Just prior to leaving Waterloo for Ottawa in 2010, the Johnstons helped to create the Barn Raisers council, a group of community leaders who met regularly to focus on long-range projects to improve community health. That effort also spawned an annual Barn Raiser award to recognize local leaders who demonstrate that community spirit.
MEDA’s new president
Incoming MEDA president Dr. Dorothy Nyambi (see profile, pp. 6-7) brings much relevant experience to the post that will serve the organization well in coming years.

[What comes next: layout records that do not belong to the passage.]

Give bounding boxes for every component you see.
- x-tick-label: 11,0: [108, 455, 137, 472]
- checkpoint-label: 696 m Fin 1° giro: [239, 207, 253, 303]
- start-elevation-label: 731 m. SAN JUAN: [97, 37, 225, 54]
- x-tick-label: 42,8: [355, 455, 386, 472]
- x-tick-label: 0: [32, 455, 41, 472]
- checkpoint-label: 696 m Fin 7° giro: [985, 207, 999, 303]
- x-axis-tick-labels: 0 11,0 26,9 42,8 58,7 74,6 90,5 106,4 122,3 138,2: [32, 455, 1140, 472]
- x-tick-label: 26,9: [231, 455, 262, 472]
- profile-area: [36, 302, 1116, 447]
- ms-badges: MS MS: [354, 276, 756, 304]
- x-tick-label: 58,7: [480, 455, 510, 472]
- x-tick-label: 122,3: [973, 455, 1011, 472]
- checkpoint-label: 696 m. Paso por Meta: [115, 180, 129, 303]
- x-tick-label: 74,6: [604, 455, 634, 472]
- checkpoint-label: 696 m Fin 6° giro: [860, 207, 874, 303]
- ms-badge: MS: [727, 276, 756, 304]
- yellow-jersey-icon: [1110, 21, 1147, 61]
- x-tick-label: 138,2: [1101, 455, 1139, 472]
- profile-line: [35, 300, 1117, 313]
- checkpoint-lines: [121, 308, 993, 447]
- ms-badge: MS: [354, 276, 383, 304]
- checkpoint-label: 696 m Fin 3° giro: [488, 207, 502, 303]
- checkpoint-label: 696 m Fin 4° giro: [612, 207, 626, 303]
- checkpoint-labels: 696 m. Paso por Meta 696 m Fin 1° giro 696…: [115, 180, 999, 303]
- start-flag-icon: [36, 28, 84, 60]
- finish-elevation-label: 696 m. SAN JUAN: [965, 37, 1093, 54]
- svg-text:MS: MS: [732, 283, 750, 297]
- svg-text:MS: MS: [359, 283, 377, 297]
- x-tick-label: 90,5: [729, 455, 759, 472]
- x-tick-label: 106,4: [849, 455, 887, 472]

Bilingual in French and English, she is well connected in the international development sector. She has considerable public speaking experience, both at conferences around the world and service clubs across Canada. During her time with the Canadian Executive Services Organization, she recalls speaking in Red Deer, Alta., Nunavut in Canada’s north, and St. Catharines, ON, to name a few.
Two of Dorothy and her husband David’s three children share her interest in medicine.
Their oldest son, Trevor, is a nursing student. Daughter Agatha works at an HIV research program in Toronto. Youngest son, David Jr., is a financial analyst with the Oshweken First Nations reserve, not far from the family home in Ancaster.
During a conversation with her shortly after her appointment, I was impressed by her thoughtful responses to a range of questions. While she thinks that “there is no one organization that has all the answers,” she also believes that not enough people know about MEDA.
She is clearly a collaboratively minded leader. When asked about leadership, she quotes the president of Rwanda, who when asked what he would do if he was (Facebook founder and philanthropist) Mark Zuckerburg, replied, “I don’t want to be Mark Zuckerburg. I want to create thousands of Mark Zuckerburgs.”
She appreciated the thoughtfulness of that answer, recognizing that more can be done by many people working together than as one person alone.
The Nyambis have lived in Canada for 17 years, first in the cities of Markham and North York in the Greater Toronto area. They moved to their current home 1.5 years ago.